Union Village records indicate that from 1832 to 1837 Amanda’s position within the community was Second Eldress.  As such, she would have served as assistant to the community Eldress, and perhaps, more significantly for the purpose of interpreting the sampler, also functioned as the overseer to the adolescent girls. Amanda’s days would have been devoted to teaching skills such as needlework, weaving, rug making and laundry.  Her handsome sampler would have served as a fine example to her charges and an excellent template from which they would have learned to mark linens and clothing, important jobs within this large and active communal village.

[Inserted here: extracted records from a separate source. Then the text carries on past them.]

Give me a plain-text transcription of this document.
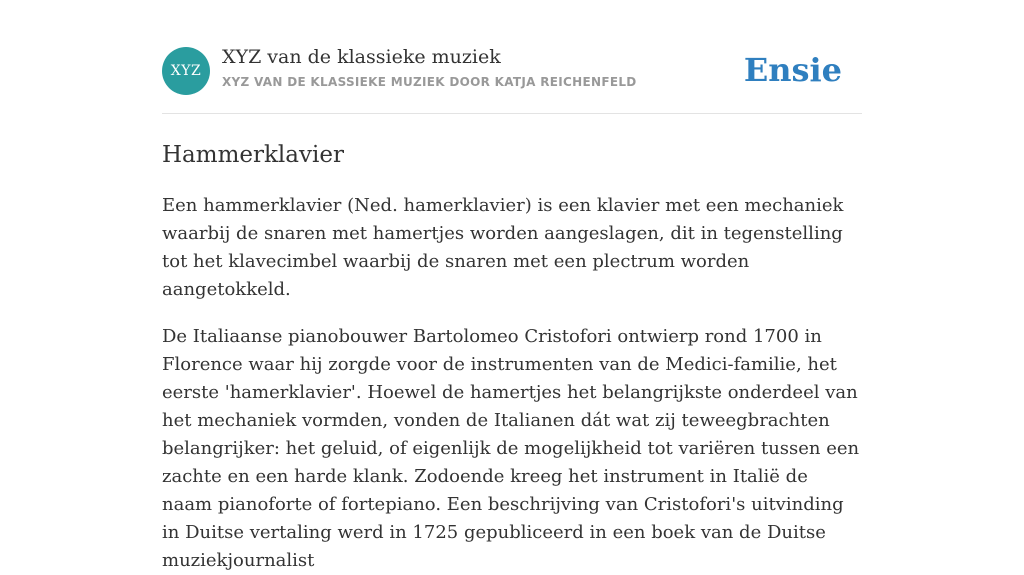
XYZ
XYZ van de klassieke muziek
XYZ VAN DE KLASSIEKE MUZIEK DOOR KATJA REICHENFELD	Ensie
Hammerklavier

Een hammerklavier (Ned. hamerklavier) is een klavier met een mechaniek waarbij de snaren met hamertjes worden aangeslagen, dit in tegenstelling tot het klavecimbel waarbij de snaren met een plectrum worden aangetokkeld.

De Italiaanse pianobouwer Bartolomeo Cristofori ontwierp rond 1700 in Florence waar hij zorgde voor de instrumenten van de Medici-familie, het eerste 'hamerklavier'. Hoewel de hamertjes het belangrijkste onderdeel van het mechaniek vormden, vonden de Italianen dát wat zij teweegbrachten belangrijker: het geluid, of eigenlijk de mogelijkheid tot variëren tussen een zachte en een harde klank. Zodoende kreeg het instrument in Italië de naam pianoforte of fortepiano. Een beschrijving van Cristofori's uitvinding in Duitse vertaling werd in 1725 gepubliceerd in een boek van de Duitse muziekjournalist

Remaining a member of Union Village for the balance of her life, Amanda died in December, 1883 and it was written in the Shaker Manifesto of January 1884, “She has been a faithful member for 60 yrs. living a pure virgin life and devoted to community interests.  She honored her profession and zealously supported the cause of the Gospel and has now gone on to a happy home in the better Land.”

It is in excellent condition, worked in silk on linen and now conservation mounted into a red-stained maple frame with a black inner beveled edge.